UK job application standards


#1

Hey gang,

I’m applying for a few jobs in the LME area in the next few days, but I have very little experience with the job application process in the UK. There’s obviously a bunch of stuff out there when I google, but I thought I’d ask you guys for some input as well.

So basically: What are the demands or unspoken standards that must be met in a good job application in the UK? Things to avoid, and things to definitely include? And how about my CV, what setup or layout should I go for?

Cheers,

your foreign pal,
wr


#2

as discussed on here the other day we don’t include pictures? other than that good luck, very keen for you to come join the LME once more :heart:


#3

Just send a single A4 page selfie like @Ruffers does


#4

I think a nice layout on a CV is important. I downloaded a template for mine.


#5

Don’t make your CV too lengthy or wordy.

I used to do recruitment so can have a look over anything if you would like


#6

what level of employment are you going for?

it’s quite difficult to know the differences without really knowing how non-UK places do it.

i think knowing recruiters spend like eight seconds looking at your CV is the thing that’s stuck with me the most, so make it easy to follow but also sell yourself


#7

Keep it brief, no-one wants to hear about your glass collecting job from 14 years ago or you’re NVQ in hairdressing

Make it relevant and how you meet the job description - throwing out your generic CV is really obvious


#8

can I also ask what people think about sending an email to somewhere you’ve applied if they’re taking ages to get back to applicants?

is there any point in doing this at all? I hate waiting and just want to know if they’re just really slow or if they’re one of those awful employers who cant even spend 20 minutes sending out a generic rejection email.


#9

like with all my work, i spend 30 mins on the content, 8 hours deliberating over things like the millimetre size of the space between the title and text


#10

in early 2017 i did recruitment for entry level call centre workers

the main thing i remember was that about 70% of people would send their CV through and the title of the file would be “Joe Bloggs CV updated March 2013”

i mean ffs, at least change the bloody file name to be within the last 12 months

this clearly won’t apply to you but i felt the need to share anyway


#11

there’s no harm in asking, but, and sorry to be blunt, if it’s been a while it’s probably not going to go your way.

i’d phrase it as a decision/ feedback question to avoid looking at all needy.

i went for a job at the bbc last year, going for an interview just two hours after they said they wanted to see me, and they didn’t give me the decency of getting back to me


#12

I found i got more interviews when i condensed my work history to three or four key bulletpoints per job rather than going into too much detail. It was only when looking at other peoples CVs did i start to appreciate that you completely glaze over blocks of text.

That said, everybody will tell you different.

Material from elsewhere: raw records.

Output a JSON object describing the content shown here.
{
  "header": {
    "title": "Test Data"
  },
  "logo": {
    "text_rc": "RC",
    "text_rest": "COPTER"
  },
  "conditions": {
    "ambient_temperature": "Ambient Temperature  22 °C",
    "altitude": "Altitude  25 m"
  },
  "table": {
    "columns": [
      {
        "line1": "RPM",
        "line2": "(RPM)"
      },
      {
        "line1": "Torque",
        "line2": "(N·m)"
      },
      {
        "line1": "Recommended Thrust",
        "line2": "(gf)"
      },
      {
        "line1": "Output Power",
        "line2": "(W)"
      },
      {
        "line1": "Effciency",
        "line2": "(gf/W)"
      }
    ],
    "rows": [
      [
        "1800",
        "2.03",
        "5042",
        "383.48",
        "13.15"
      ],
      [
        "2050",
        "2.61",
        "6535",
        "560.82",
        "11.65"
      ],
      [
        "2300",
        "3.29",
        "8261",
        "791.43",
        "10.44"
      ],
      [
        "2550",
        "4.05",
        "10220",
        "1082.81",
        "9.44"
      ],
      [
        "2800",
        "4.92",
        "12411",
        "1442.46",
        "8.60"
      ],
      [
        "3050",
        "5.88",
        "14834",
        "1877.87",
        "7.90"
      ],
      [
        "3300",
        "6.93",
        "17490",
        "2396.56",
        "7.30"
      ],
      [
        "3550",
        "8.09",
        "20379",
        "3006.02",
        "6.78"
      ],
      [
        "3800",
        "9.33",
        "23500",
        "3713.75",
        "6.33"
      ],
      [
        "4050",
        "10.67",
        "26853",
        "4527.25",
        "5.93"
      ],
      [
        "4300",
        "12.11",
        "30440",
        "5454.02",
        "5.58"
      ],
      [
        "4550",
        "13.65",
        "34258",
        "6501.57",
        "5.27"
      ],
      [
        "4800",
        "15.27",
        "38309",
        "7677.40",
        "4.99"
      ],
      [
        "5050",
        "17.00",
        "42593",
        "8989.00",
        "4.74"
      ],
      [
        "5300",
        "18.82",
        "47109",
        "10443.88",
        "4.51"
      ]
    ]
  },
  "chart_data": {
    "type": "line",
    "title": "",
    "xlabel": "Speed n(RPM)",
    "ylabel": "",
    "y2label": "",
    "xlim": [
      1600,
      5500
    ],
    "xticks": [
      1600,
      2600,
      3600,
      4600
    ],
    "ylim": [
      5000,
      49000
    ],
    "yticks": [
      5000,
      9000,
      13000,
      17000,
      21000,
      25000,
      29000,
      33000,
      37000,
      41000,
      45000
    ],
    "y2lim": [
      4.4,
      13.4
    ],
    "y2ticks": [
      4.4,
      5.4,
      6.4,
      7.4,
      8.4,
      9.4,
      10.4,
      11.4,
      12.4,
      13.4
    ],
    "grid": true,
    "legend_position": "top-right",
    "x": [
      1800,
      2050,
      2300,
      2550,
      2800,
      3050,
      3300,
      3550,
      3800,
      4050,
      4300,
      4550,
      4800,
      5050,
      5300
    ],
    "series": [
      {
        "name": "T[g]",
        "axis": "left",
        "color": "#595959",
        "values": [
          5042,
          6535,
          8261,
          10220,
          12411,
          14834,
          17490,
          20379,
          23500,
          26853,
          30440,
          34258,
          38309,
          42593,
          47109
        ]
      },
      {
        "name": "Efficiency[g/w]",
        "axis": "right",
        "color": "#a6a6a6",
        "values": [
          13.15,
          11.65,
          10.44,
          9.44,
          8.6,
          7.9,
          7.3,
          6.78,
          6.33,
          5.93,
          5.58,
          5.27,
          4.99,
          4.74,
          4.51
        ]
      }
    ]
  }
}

I’ve had recruiters completely dismiss my CV after other recruiters had helped me write it, and it probably depends what sort of work you’re doing as well. There are likely to be different standards between, say, entry level jobs and professional jobs.

Everything in Comic Sans, obviously.


#13

If I could PM you my current CV so you could take a look at the setup, that would be really helpful! Sound ok?


#14

We’re talking professional jobs at varying levels (from freelance gig to manager lever) within the culture and entertainment field.


#15

yeh it’s not always true though. I’ve been called for interviews weeks after the deadline before so I dont really want to email them like hi yeah I know I probably havent got this job but…

it’s just really bad that so many employers just dont get back to applicants. I cant imagine ever doing that. even if you get hundreds, just BCC them all into an email.


#16

I absolutely appreciate this, so I guess this was more to see if there are some definite standards that everyone knows you should adhere to (or avoid…). I mean, Britain does like to have their formalities well in order tbf.


#17

i always make this same post but people i’ve known that apply from even outside london let alone the UK usually find it very difficult. i’d usually suggest using a pal’s address but then you might get called for an interview on relatively short notice and that could go tits up, so… idk :grimacing:


#18

Be to the point, only focus on previous jobs that are relevant to the one you are applying for, try to make it in some way hold peoples attention, don’t lie.

It’s pretty hard to say what’s important beyond that as it’s so subjective based on who is looking at it. I’ve spent the last three or four years running recruitment companies but my views might well be very different to internal HR/Recruiters at the sort of companies you are applying for. For example I am personally sometimes wary of people whose CV is too well formatted etc because I’ve found from past experience it can suggest that people are more style than substance, but others might feel the opposite way.
I am also always very pleased to get calls following up on people’s applications but recruitment is pretty stocked up with dreadful people who don’t like responding to people who haven’t got the job.


#19

Definitely call. It might be a waste of your time because they’ve already filled the job, but even then at least you know. And if they haven’t then chances are they will at least take longer to look at your CV, which they might not have done previously. Aside from being told you’ve missed out there isn’t really a downside to doing this as long as you aren’t doing it repeatedly every day to the same people.


#20

I’ll just have to make it clear that I’ve lived in the UK for years and am eligible to work and would have no problem moving over on short notice etc., I guess. I have some kick ass UK references too.